A hallmark of previous research at Tall Hisban and vicinity has been the development and application of food systems research as a means for operationalizing research on changes over time in patterns of settlement, land use, political organization and regional integration in the Madaba Plains region and beyond. This approach focuses attention on the complex unity of various synchronic and diachronic symbolic and instrumental processes involved in the quest for food and water, including how it is procured, distributed, stored, prepared, consumed and wasted.
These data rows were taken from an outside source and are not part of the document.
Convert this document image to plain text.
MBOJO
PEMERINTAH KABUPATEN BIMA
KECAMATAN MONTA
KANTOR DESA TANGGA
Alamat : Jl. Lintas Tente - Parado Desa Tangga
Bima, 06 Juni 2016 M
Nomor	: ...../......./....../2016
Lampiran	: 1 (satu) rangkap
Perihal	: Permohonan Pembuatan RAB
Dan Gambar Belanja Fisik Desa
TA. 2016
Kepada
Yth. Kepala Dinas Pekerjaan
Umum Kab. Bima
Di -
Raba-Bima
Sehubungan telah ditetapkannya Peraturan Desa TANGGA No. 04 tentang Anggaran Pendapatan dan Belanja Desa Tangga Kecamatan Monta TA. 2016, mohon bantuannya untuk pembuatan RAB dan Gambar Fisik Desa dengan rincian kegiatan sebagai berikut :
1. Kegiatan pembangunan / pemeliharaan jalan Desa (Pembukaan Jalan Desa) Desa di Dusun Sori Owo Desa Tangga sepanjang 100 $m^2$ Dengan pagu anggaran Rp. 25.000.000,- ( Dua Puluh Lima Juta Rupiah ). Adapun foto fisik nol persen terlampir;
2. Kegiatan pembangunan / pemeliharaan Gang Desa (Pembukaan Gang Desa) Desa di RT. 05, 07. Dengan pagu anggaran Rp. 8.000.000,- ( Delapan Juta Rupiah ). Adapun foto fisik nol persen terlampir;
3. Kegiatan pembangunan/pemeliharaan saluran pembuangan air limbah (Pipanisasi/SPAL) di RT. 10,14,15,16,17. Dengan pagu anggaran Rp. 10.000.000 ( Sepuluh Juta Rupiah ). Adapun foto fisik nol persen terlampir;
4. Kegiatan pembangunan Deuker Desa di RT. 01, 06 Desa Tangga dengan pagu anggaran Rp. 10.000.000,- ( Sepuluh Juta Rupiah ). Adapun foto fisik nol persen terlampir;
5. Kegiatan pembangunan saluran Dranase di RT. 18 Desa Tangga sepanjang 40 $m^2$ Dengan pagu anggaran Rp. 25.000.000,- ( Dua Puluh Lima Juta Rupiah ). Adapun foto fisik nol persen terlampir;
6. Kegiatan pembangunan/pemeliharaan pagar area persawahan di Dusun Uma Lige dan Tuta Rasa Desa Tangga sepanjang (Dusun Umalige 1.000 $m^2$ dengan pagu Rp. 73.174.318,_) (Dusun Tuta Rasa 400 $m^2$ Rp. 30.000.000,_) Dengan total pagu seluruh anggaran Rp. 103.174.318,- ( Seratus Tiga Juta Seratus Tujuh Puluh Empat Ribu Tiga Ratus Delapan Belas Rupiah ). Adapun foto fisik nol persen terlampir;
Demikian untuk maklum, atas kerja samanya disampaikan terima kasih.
The methodology will continue to serve as the principal means of identifying and interpreting data pertinent to elucidating conditions "in the shadow of empire" as seen at Tall Hisban and vicinity throughout the late Classical, Islamic, and Ottoman centuries.
Proposal for Cultural and Environmental Heritage Education Center
Given the depth of understanding about the history of this important site and its region that has been accumulated over the past three decades, and given its importance to Jews, Christians and Moslems as a cultural heritage site, Tall Hisban is a prime location for construction of a Cultural Heritage Education Center. Such a center would provide Jordanian citizens and foreign visitors with exhibits that would highlight important lessons about the past, which have been gleaned from the scientific studies of this site over the past three decades. Examples of such lessons include evidence that Jews, Christians and Moslems once lived together in peace in this place, and lessons reminding of ancient solutions to pressing problems in Jordan today, such as has been done already with Project Rainkeep.
Since the land on which the site is located already belongs to the Department of Antiquities, and given that both the Village of Hisban and the Department of Antiquities are eager to develop the site for tourism, most of the pieces are in place to move forward with this vision. What remains now is for a preliminary plan to be drawn up that can be used as a basis for planning exhibits and exhibition areas. We are eager to involve our Jordanian partners in every phase of this work, which we plan to begin this summer.